Key providers can mitigate such scenarios by “namespacing” key IDs. For example, they may only release keys where the key ID is prefixed with the envelope signer’s address and withhold all others. Since the attacker typically lacks control over the victim’s signing account, they cannot generate a valid transaction with the correctly namespaced key ID, preserving the original user’s confidentiality window.

Incentives, collusion risks and future extensions

The current EIP deliberately avoids defining in-protocol rewards or penalties for key providers. Instead, it leaves room for diverse incentive models to develop off-chain. Key providers may charge users on a per-transaction basis, make bespoke agreements with builders, or even operate as public goods, possibly backed by external funding. Moreover, providers can voluntarily adopt slashing rules for unjustified key withholding to enhance their credibility.

A potential collusion vector involves key providers and builders. To build a new block, builders must know the full post-state of the previous block, including which keys were revealed or withheld. While this information becomes public once PTC attestations are broadcast, a malicious provider could privately inform a favored builder earlier, granting a small head start in block construction.

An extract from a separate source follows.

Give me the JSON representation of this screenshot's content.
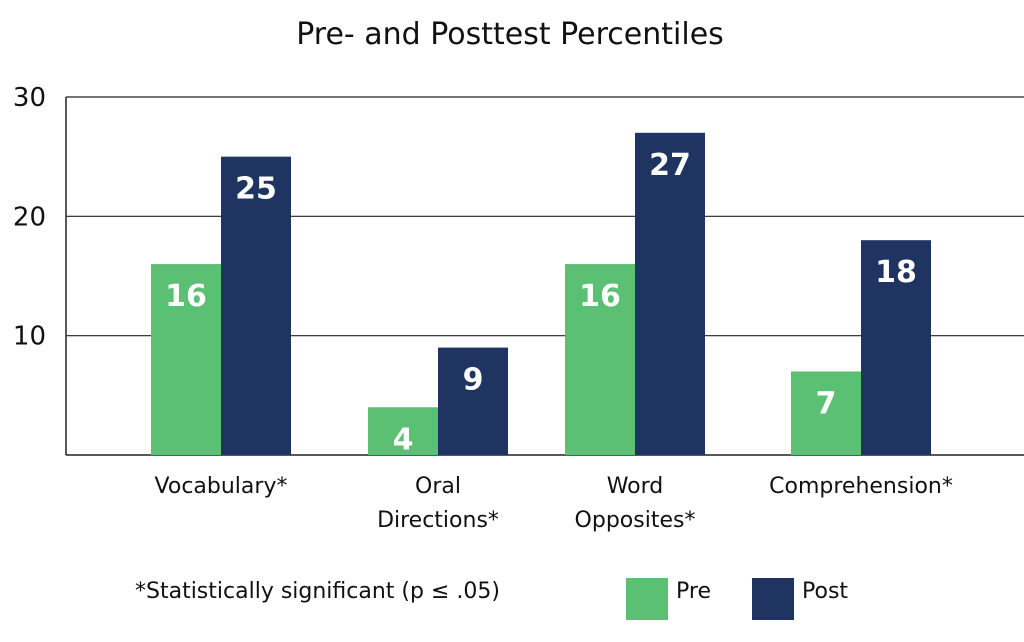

The impact of such collusion is considered limited. The interval between PTC attestations and slot end is typically long enough for competitive block building, and the critical moment remains near the end of the slot when the full transaction set is known. Additionally, delaying key publication to favor one builder risks missing PTC attestation, negating any advantage. If few encrypted transactions rely on the colluding provider, optimistic strategies that approximate state without full decryption may also mitigate the edge.

Execution payload encryption and backwards compatibility

The authors outline a possible future evolution in which builders use the same key providers to encrypt the entire execution payload. This would allow builders to publish payloads immediately after construction, instead of waiting until around the 50% slot mark. Such a change could improve peer-to-peer efficiency and reduce missed slots due to crashes, especially if combined with zero-knowledge proofs attesting to which keys are used in a block.

In that scenario, attaching a zero-knowledge proof would allow the decryption window to start earlier and last longer, providing more flexibility for key providers. However, this functionality is explicitly left for a future EIP to avoid overcomplicating the current design. The present proposal still introduces backwards-incompatible changes to both the execution layer and consensus layer, as it alters transaction types, block structure, and the rules for payload timeliness committee attestation.

Overall, the encrypted mempool eip proposal represents a substantial step toward protocol-level MEV mitigation, aligning closely with Ethereum’s long-term push toward robust proposer-builder separation epbs and fairer transaction ordering.

Summary

The encrypted mempool aims to embed encrypted transactions envelope execution, key provider coordination, and structured decryption into Ethereum’s core protocol. By doing so, it strengthens user protection against MEV, enhances censorship resistance, and opens the door to future upgrades such as full execution payload encryption, all while preserving optionality for users and builders.